When I first visited this boho-chic Cambodian city in 2009, I was immediately besotted by its artistic vibe, ambling Parisian-inspired avenues and subtle energy. It wasn’t until a few weeks ago that I was finally able to return to this little enclave that I had fallen in love with four years ago, and I had to wonder…during the time passed, had I idealized Siem Reap’s charms? The resounding answer is a big fat no. In fact, the past few years have only added to its surprising allure, delighting with a plethora of new galleries, restaurants and hotels to occupy those non Angkor peeping days.
For the artistically inclined, a visit to The 1961 is in the cards. This imaginative art space owned by friendly Filipino artist Loven Ramos is decked out in whimsical sculptures created from repurposed items, vibrant paintings, handmade jewelry, striking photography, vintage inspired posters–you name it art-wise and it’s probably there.
During my visit, the gallery featured an exhibit called Seedlings: Young Cambodian Voices. This multimedia exhibit tastefully showcased the photography, words and films of local Cambodian students. From photos of a mother and baby to a film about the day-to-day playing out in a Cambodian village, I felt that the exhibit was a keen snapshot that captured the nuances of life for modern young Cambodians.
In addition to the gallery and cafe, The 1961 acts as an artist’s retreat and hotel, where “artists, art enthusiasts and travelers seeking creative nourishment” are encouraged to add personal flourishes to the space during their stay. Next time I’m in Siem Reap, I’d love to stay and let the creative energy imbue my writing with newfound vibrancy.

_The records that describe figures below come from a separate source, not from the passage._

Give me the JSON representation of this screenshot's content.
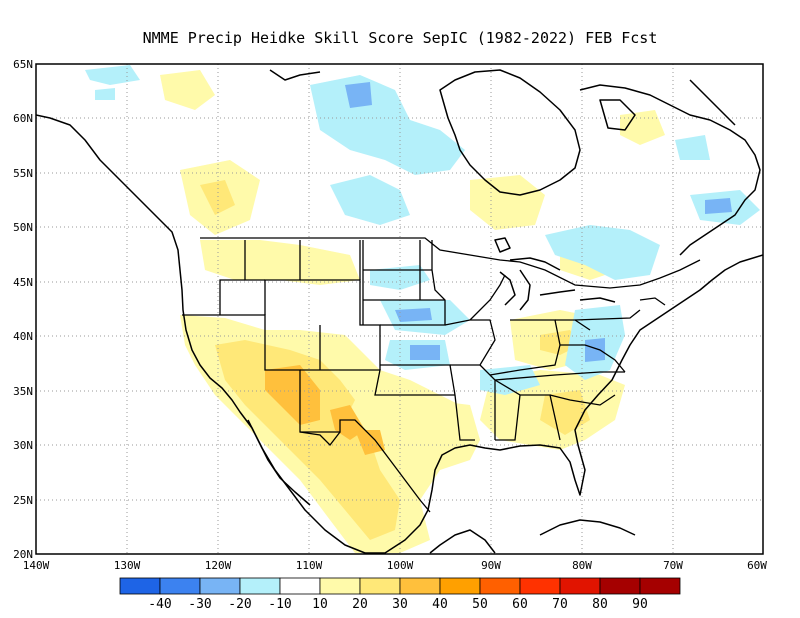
{
  "title": "NMME Precip Heidke Skill Score SepIC (1982-2022) FEB Fcst",
  "lat_labels": [
    "65N",
    "60N",
    "55N",
    "50N",
    "45N",
    "40N",
    "35N",
    "30N",
    "25N",
    "20N"
  ],
  "lon_labels": [
    "140W",
    "130W",
    "120W",
    "110W",
    "100W",
    "90W",
    "80W",
    "70W",
    "60W"
  ],
  "colorbar": {
    "labels": [
      "-40",
      "-30",
      "-20",
      "-10",
      "10",
      "20",
      "30",
      "40",
      "50",
      "60",
      "70",
      "80",
      "90"
    ],
    "colors": [
      "#1e64e6",
      "#3c82f0",
      "#78b4f5",
      "#b4f0fa",
      "#ffffff",
      "#fffaaa",
      "#ffe878",
      "#ffc03c",
      "#ffa000",
      "#ff6000",
      "#ff3200",
      "#e11400",
      "#a50000"
    ]
  },
  "regions": [
    {
      "kind": "orange",
      "color": "#ffc03c",
      "lon": -112,
      "lat": 33.5
    },
    {
      "kind": "orange",
      "color": "#ffc03c",
      "lon": -109,
      "lat": 30
    },
    {
      "kind": "blue",
      "color": "#78b4f5",
      "lon": -104.5,
      "lat": 60.5
    },
    {
      "kind": "blue",
      "color": "#78b4f5",
      "lon": -80.5,
      "lat": 38
    }
  ]
}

Be sure to say hi to Vuitton the poodle, The 1961’s cute little mascot.
When stomachs start to rumble in Siem Reap, there is no shortage of places that will take care of said problem, pronto. As I mentioned in a previous post, Steve and I simply couldn’t get enough of Viva, the city’s resident Mexican restaurant, where the food was as close as I expect Mexican can be to authentic when served over 8,000 miles away from Mexico.
Though I love Mexican food, Italian also holds a special place in my palate, and thus I was thrilled to discover Il Forno Restaurant & Winery tucked away down a quiet alleyway off busy Pub Street.

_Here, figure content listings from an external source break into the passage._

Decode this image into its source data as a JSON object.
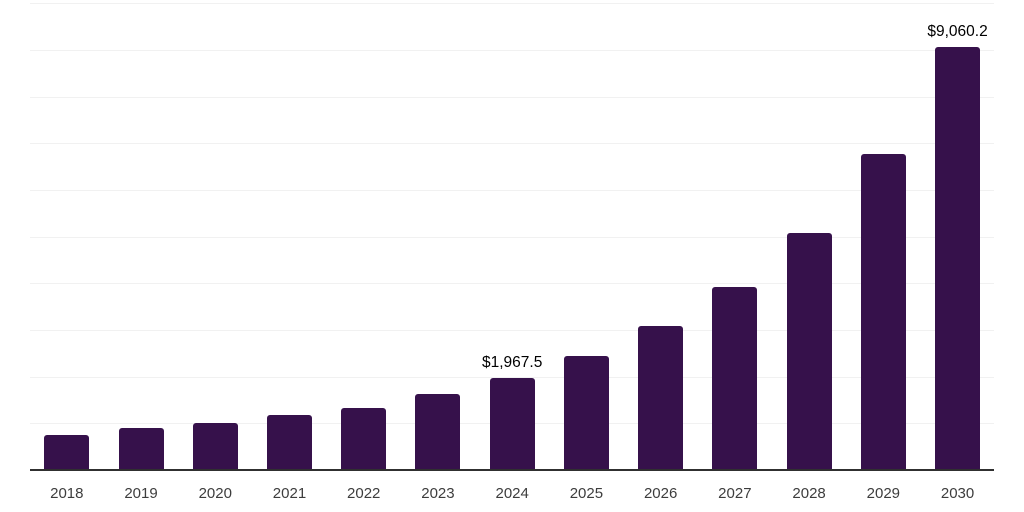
{
  "chart_data": {
    "type": "bar",
    "title": "",
    "xlabel": "",
    "ylabel": "",
    "categories": [
      "2018",
      "2019",
      "2020",
      "2021",
      "2022",
      "2023",
      "2024",
      "2025",
      "2026",
      "2027",
      "2028",
      "2029",
      "2030"
    ],
    "values": [
      760,
      900,
      1010,
      1170,
      1335,
      1630,
      1967.5,
      2440,
      3080,
      3915,
      5080,
      6770,
      9060.2
    ],
    "data_labels": [
      {
        "category": "2024",
        "text": "$1,967.5"
      },
      {
        "category": "2030",
        "text": "$9,060.2"
      }
    ],
    "ylim": [
      0,
      10000
    ],
    "grid": {
      "horizontal": true,
      "interval": 1000,
      "y_tick_labels_visible": false
    },
    "legend": "none"
  },
  "colors": {
    "bar": "#36114B",
    "gridline": "#F1F1F1",
    "axis_line": "#303030",
    "data_label": "#000000",
    "tick_label": "#3D3D3D",
    "background": "#FFFFFF"
  }
}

A quick glance at the specials scrawled across the chalkboard, and I knew what I would order already. A frigid glass of prosecco (I love bubbles!), bruschetta and a plate of decadent homemade tagliatelle al pesto. Yum! The owners of Il Forno also own the indulgent Navutu Dreams Resort just outside of Siem Reap, which was so fantastic it deserves its very own post, coming later this week.
Due to unfortunate circumstances renewing our Thai visas, we were forced to stay in Siem Reap for nearly a week. Luckily, we stayed at the Golden Banana Bed & Breakfast Superior Hotel which made our time in Siem Reap feel more like a luxury vacation than a forced exile.
The $25 per night price tag seemed astonishingly low when compared to the boutique hotel ambiance of the place. Fountains adorned swimming pools, red lanterns cast a festive glow above tranquil gardens, and the rooms, though simple were more than adequately adorned with Cambodian art and textiles. Did I mention there was air con? That alone was cause for celebration to which I certainly raised my glass!
What Not To Do:
The most expensive day on our entire two week trip was an illl-advised visit to Chong Kneas Floating Village. Now, I am all for tourist attractions–my family alone probably supported Disneyland through the 70s and 80s–however this floating village falls under the “trap” category, and not “attraction” by any means. After arranging with our tuk-tuk driver to transport us the supposed 20 kilometers (which was really only about 10) for $15, we arrived at the dock where we were promised a two hour boat ride at a shocking $25 per person–daylight robbery in a place like Cambodia. We forked over the money though–we were already there after all.
The ride through the floating village consisted of 30 minutes past some houseboats lining the river, a 20 minute stop at a “farm” where we saw sad looking crocodiles lounging lazily in a pit, and a few small children (some clad in pythons…eek!) in plastic tubs charging $1 to tourists who wanted to take a photo. I snapped away as it was infinitely more interesting than the “farm.” Next was the uneventful 30 minute ride back through the floating village.
Maybe I am just spoiled having traveled so much and seen so many things, but the floating village of Chong Kneas was a tad disappointing. Consider yourself warned.
Perhaps inevitably, there still remain the countless land mine victims wandering amidst the raucous tourists on Pub Street, and the bands of small children asking for milk or small change to feed the grubby babies clinging to their hips. These sights are hard to see, and the temptation to hand over a few dollars is strong, though not encouraged. Much better to donate to the Cambodians through reputable charitable organizations such as CamKids or the Landmine Relief Fund.